Ricardo Franco Levi, Corriere della Sera 16/7/2014, 16 luglio 2014
STRATEGIE (E POLTRONE) NEI PALAZZI DI BRUXELLES
Eletto ieri con i voti della larga maggioranza dei parlamentari europei quale nuovo presidente della Commissione Europea, Jean-Claude Juncker deve ora costruire la sua squadra: un commissario per ciascuno dei Paesi membri dell’Unione Europea, ventotto uomini e donne, per cercare di realizzare l’ambizioso programma illustrato all’assemblea di Strasburgo.
I suoi compagni di viaggio Juncker non li potrà scegliere da solo, avendo bisogno, Paese per Paese, dell’intesa con i governi sul nome della persona prescelta e sull’incarico a lui o lei affidato.
Sarà un gioco ad incastro complicato, al quale, dopo i tanti colloqui informali già avviati in questi giorni, si dedicheranno a partire da stasera a Bruxelles, in una riunione del Consiglio europeo, i capi di Stato e di governo dei Paesi membri.

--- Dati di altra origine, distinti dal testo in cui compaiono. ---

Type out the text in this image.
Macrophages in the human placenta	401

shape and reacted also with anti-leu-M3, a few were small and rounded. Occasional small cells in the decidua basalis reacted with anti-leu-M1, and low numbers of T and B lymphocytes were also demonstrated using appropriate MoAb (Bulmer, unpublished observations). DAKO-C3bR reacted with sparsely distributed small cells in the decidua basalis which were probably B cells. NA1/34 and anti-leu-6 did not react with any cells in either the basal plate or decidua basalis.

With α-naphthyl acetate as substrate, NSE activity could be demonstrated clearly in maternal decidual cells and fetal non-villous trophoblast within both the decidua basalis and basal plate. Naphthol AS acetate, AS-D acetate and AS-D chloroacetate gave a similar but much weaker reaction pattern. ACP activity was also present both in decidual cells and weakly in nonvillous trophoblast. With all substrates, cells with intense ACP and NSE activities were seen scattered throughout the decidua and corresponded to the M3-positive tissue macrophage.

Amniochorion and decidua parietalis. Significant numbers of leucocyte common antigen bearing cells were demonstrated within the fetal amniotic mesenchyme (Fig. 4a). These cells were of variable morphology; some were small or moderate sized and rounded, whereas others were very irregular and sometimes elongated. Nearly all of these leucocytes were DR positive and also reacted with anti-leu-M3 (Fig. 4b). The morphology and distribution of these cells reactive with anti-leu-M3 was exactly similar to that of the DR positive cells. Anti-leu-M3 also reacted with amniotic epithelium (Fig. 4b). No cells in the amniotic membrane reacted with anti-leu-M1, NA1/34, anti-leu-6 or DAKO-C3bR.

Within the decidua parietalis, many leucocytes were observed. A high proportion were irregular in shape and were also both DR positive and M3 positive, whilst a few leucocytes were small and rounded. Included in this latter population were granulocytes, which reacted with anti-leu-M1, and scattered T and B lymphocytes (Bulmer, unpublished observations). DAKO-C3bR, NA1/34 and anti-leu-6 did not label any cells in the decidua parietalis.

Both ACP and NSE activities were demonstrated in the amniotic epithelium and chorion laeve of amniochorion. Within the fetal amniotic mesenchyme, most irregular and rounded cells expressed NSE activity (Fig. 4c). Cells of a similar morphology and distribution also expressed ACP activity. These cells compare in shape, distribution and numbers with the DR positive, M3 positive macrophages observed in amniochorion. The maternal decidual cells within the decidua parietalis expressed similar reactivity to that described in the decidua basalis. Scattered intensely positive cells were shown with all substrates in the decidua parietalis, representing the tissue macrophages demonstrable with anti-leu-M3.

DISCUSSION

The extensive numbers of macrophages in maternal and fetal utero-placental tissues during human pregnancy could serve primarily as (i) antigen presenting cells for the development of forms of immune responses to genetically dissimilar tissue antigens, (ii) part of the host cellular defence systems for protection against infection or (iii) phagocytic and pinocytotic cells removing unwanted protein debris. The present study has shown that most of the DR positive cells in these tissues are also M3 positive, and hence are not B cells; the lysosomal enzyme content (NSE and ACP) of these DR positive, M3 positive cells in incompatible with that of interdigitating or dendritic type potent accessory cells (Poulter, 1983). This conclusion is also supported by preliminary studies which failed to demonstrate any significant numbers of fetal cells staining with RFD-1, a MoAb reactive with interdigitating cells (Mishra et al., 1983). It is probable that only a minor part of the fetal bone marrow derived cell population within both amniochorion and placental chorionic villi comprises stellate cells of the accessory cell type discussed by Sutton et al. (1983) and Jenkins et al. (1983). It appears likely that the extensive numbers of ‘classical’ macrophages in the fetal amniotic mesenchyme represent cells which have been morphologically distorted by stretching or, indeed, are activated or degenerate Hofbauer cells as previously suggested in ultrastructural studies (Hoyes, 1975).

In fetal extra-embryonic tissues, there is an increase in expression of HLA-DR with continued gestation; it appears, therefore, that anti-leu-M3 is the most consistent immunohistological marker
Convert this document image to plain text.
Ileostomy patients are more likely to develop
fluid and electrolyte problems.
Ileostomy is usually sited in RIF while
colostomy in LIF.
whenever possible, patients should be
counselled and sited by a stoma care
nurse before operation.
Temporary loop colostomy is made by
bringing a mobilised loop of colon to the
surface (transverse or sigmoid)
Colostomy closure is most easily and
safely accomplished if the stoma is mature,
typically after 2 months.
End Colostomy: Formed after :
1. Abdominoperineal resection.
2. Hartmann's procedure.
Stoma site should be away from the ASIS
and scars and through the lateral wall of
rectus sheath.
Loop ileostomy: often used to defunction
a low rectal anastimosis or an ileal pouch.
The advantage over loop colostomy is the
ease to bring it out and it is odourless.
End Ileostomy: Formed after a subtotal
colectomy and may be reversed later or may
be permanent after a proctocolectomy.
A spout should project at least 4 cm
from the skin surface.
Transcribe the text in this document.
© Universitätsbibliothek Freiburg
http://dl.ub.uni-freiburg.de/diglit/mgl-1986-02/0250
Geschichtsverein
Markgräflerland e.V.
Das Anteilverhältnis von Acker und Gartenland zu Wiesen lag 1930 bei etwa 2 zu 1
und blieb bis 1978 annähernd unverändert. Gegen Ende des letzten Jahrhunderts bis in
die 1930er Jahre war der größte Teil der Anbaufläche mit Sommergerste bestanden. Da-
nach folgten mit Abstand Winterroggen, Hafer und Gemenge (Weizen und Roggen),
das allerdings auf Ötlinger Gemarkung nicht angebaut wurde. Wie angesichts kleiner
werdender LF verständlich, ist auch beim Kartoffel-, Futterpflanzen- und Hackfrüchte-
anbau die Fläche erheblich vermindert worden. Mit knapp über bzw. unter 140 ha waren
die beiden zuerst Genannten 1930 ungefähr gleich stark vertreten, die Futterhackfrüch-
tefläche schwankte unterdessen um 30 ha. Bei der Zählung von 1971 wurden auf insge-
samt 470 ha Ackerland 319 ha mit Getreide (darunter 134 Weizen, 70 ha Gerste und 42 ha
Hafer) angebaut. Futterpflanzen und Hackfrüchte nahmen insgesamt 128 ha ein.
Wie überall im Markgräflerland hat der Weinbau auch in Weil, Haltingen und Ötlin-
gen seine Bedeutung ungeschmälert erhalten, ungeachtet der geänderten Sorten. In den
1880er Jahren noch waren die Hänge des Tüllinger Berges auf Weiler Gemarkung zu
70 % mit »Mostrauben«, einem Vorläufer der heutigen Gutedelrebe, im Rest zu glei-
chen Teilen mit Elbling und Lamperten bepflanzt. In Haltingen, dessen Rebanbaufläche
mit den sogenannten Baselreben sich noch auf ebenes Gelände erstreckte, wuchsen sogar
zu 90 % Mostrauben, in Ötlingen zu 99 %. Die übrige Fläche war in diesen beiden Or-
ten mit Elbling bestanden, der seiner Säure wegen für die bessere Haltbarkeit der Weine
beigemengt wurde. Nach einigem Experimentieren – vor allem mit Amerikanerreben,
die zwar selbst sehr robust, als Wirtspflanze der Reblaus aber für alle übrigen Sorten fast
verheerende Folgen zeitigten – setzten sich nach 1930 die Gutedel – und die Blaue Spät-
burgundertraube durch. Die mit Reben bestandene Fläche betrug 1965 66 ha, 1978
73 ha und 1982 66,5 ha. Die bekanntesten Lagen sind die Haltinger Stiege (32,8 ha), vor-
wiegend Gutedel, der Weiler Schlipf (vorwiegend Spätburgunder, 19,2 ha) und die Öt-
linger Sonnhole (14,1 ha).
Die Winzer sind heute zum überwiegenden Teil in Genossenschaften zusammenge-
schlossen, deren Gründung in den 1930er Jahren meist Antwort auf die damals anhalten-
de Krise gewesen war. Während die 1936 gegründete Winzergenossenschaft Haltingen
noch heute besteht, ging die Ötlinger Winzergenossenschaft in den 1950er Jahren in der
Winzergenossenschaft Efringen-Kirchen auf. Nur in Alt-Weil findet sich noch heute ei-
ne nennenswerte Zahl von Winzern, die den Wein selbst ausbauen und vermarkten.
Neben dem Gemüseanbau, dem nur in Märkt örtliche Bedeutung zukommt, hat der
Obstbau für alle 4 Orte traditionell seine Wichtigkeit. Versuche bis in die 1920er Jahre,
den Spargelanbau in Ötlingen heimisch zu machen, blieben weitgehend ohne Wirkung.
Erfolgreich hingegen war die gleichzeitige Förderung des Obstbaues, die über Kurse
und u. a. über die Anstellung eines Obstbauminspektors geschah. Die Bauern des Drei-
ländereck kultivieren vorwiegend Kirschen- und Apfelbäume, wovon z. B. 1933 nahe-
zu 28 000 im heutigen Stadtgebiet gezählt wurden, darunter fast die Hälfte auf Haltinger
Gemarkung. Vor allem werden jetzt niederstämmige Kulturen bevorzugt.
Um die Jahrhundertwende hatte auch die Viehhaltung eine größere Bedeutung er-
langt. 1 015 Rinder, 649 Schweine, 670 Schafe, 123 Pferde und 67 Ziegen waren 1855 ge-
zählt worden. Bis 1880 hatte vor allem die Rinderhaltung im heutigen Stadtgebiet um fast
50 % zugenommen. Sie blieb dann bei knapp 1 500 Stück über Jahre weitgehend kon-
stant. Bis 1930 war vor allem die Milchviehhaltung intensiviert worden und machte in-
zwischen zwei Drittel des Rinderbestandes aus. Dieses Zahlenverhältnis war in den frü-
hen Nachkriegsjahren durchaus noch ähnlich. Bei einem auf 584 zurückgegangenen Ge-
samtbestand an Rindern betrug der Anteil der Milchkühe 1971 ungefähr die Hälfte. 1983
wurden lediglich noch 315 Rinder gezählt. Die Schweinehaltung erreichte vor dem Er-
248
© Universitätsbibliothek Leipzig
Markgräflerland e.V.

Il presidente del Consiglio Matteo Renzi non ha fatto mistero di puntare ad ottenere per il ministro degli Esteri Federica Mogherini la nomina ad Alto Rappresentante dell’Unione Europea per gli Affari esteri e la politica di sicurezza.
A questo stadio del negoziato, che è tutt’altro che certo che possa portare ad un risultato finale già nella riunione di questa sera e che dovrà comprendere anche la nomina del prossimo presidente del Consiglio europeo, è difficile indovinare quale sarà la composizione della futura Commissione europea, tanto più che essa sarà comunque soggetta all’approvazione del Parlamento europeo.
Prima ancora di sapere se il governo italiano avrà ottenuto quanto chiede è, dunque, opportuno chiedersi se l’obiettivo scelto sia quello giusto. Se, cioè, il ruolo di Alto Rappresentante sia davvero quello che meglio corrisponde all’ambizione di contribuire a fare finalmente dell’Europa un attore di primo piano sulla scena internazionale e alla volontà di far pesare, grazie al ruolo di vicepresidente della Commissione che l’incarico di Alto Rappresentante porta con sé, la voce dell’Italia attorno ad un tavolo decisivo per la politica europea.
Si dice che l’allora segretario di Stato americano Henry Kissinger si domandasse «qual è il numero di telefono dell’Europa?». Battute a parte, è un dato ormai acquisito che quando si tratta di politica internazionale il peso dell’Europa unita sia quasi irrilevante.
Catherine Ashton, l’attuale Alto Rappresentante, è sostanzialmente esente da colpe come non ne aveva il suo predecessore, lo spagnolo Javier Solana, pur dotato di una ben più forte personalità e già segretario generale della Nato.
Il fatto è che l’Unione Europea in quanto tale non ha vere competenze nella politica internazionale, di fatto rimasta territorio gelosamente presidiato dai capi di Stato e di governo e dai loro ministri degli Esteri .
Sono altri i campi nei quali l’Europa, con poteri e strumenti questi sì incisivi, fa sentire e pesare la sua voce nel mondo.
Il Commercio internazionale, settore nel quale la Commissione rappresenta direttamente e in modo collettivo gli interessi degli Stati membri, ragione che spiega largamente l’autorità e il prestigio di cui hanno goduto in passato commissari come il francese Pascal Lamy, non a caso nominato poi direttore generale dell’Organizzazione mondiale per il commercio, o il britannico Leon Brittan.
La tutela della Concorrenza, ambito nel quale il commissario competente è riconosciuto (e temuto) in tutto il mondo per il suo potere. In Europa così come negli Stati Uniti si ricordano ancora gli scontri vittoriosi con la Microsoft di Bill Gates o con le casse di risparmio tedesche dell’allora commissario alla Concorrenza Mario Monti (che da lì derivò il soprannome di “superMario”), mentre fu un suo predecessore, il belga Karel Van Miert, in accordo con l’allora ministro degli Esteri Beniamino Andreatta, a spingere l’Italia alle privatizzazione di Iri ed Eni.
Accanto a commercio internazionale e a concorrenza, non meno rilevanti per condizionare le relazioni internazionali e le grandi scelte interne all’Europa sono, poi, i settori e le politiche dell’energia (al fondo, di cosa si discute, se non di gas e petrolio, quando si parla di rapporti con la Russia?), dell’ambiente, dei trasporti, delle nuove tecnologie e, da ultimo ma certo non per ultimo, dell’immigrazione (per la quale il neopresidente Juncker ha annunciato che nominerà un apposito commissario).
L’ambizione e la volontà di far pesare l’Italia in Europa e l’Europa nel mondo sono giuste e condivisibili. Ma attenti a non sbagliare obiettivo.